Edited by idester on 12/23/2013 19:12:33 MST.

Katy Anderson
(KatyAnderson) - F
Bigger pack on 12/23/2013 19:32:58 MST Print View

If you like the Gorilla, keep it. At 45 liter and 28 ounces, it's a great match for your current gear.

However for a JMT hike with a large bear can and a full week of food you will need a larger and heavier pack. I have been using either an REI Flash 60 or an older Granite Gear Ozone for many years of backpacking in the Sierra. They both are 60 liters and weigh about 3 pounds. There are several other options in the same range. These will carry the weight and the volume comfortably.

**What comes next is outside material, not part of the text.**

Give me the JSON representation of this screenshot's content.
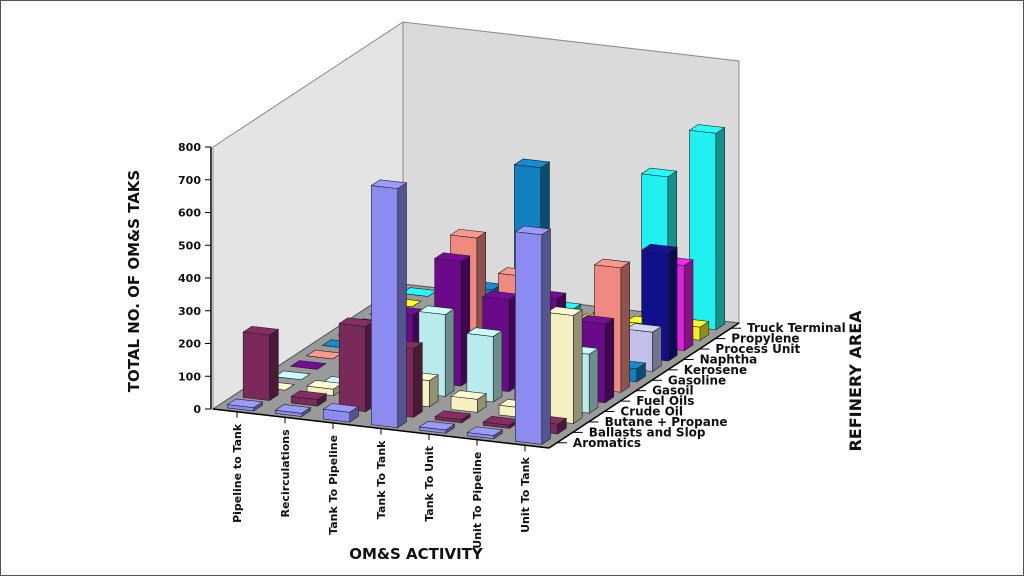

I pack the sleeping gear and clothes in a garbage bag at the bottom of the pack, the bear can vertically on top of that with tent body on tent fly tucked in to fill the space on each side of the can, and rain gear, first and aid and misc on top. That way your heavy bear can is centered on your back, what needs to be accessed quickly can be, and the bear can isn't to hard to get into at lunch breaks.

Have fun on the JMT. Great trail, you'll love it!

PS. I think the Bearvault 200 is the same size as the current Bearvault 500.